In this political atmosphere, anger isn’t confined to any segment of the population. Over drinks in Paris recently, a friend told me that seum “encompasses that feeling of downward social mobility both on a personal level—many French people think they are worse off than their parents—but also on a national one, the feeling that France is a small country that isn’t respected and has little weight internationally.” He surmised that both the far right and immigrant communities share this feeling. “In fact, the word is almost unifying,” he said.

It is no longer just people in the banlieues who feel like they’ve been left behind, Goudaillier said, pointing to the gilets jaunes (or “yellow vests”) who first staged nationwide protests over the cost of petrol in 2018. Their demonstrations reflected rising feelings of discontent among France’s working class. “These youths and those who are older identify with those who live in the banlieues,” he said. They believe they face just as precarious an existence as those in the banlieues, so it’s no surprise they’ve adopted the same vocabulary.
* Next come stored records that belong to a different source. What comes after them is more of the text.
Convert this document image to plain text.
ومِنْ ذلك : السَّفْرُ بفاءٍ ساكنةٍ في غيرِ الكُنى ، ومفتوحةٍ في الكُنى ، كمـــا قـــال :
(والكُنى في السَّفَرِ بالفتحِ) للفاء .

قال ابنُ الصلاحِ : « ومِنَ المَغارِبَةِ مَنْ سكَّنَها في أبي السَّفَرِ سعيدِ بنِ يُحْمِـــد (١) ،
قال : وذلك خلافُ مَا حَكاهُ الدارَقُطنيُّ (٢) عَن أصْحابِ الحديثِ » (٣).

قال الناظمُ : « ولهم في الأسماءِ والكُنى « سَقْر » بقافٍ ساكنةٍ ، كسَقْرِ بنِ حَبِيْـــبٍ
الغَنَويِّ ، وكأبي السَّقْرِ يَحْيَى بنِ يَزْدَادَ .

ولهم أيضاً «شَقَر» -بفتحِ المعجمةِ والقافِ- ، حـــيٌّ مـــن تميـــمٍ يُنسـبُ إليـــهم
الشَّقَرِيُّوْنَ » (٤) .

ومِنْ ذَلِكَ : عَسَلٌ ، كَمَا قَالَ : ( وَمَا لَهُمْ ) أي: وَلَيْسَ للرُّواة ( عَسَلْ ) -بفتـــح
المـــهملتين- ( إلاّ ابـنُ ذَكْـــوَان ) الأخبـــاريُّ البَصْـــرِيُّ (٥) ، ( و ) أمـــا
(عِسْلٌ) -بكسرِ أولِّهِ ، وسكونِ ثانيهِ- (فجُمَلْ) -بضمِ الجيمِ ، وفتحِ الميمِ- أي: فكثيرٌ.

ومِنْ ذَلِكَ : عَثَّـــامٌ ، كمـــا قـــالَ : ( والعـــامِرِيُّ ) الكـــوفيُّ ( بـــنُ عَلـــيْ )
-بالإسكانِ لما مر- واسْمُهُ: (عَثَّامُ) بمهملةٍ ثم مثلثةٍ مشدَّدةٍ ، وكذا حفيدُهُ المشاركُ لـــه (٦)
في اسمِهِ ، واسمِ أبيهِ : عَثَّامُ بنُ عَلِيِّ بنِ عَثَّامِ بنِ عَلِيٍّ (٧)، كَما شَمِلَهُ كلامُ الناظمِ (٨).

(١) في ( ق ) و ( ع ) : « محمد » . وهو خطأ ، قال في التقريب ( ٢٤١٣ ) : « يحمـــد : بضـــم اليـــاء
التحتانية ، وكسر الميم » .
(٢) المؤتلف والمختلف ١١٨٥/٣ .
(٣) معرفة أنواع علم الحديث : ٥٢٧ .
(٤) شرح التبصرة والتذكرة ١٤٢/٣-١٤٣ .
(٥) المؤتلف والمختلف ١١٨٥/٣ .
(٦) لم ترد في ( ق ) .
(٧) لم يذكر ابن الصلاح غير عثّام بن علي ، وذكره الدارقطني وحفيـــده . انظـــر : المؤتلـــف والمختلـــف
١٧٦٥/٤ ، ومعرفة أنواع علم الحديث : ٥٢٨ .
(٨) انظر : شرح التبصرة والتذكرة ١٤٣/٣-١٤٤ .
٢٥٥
In turn, the word seum is being mobilized within the political sphere. Writing in the left-wing newspaper Regards last summer, political journalist Loïc le Clerc used the term five times to mock politicians whose lack of appeal was reflected by a high abstention rate in regional elections. He accused Macron’s La République En Marche! party of having seum as well as the National Rally party, whose rising star Andréa Kotarac fizzled with only 11 percent of the vote in the Auvergne-Rhône-Alpes region. “It’s meant to be irreverent,” le Clerc said in an interview. “We respect politicians, but at the same time, there’s a limit.”

For those on the French left, maybe the word just isn’t deep enough to capture the gravity of the current political conundrum, with Macron still able to win the election despite his perceived failings. “For the left-leaning voter, the situation is more serious than le seum,” Le Clerc said. “To see him there still, with his big smile, that’s what gives me le seum.”

Fleur Macdonald is a British and French freelance journalist who has written for the London Review of Books, the BBC, the Guardian, and the Spectator.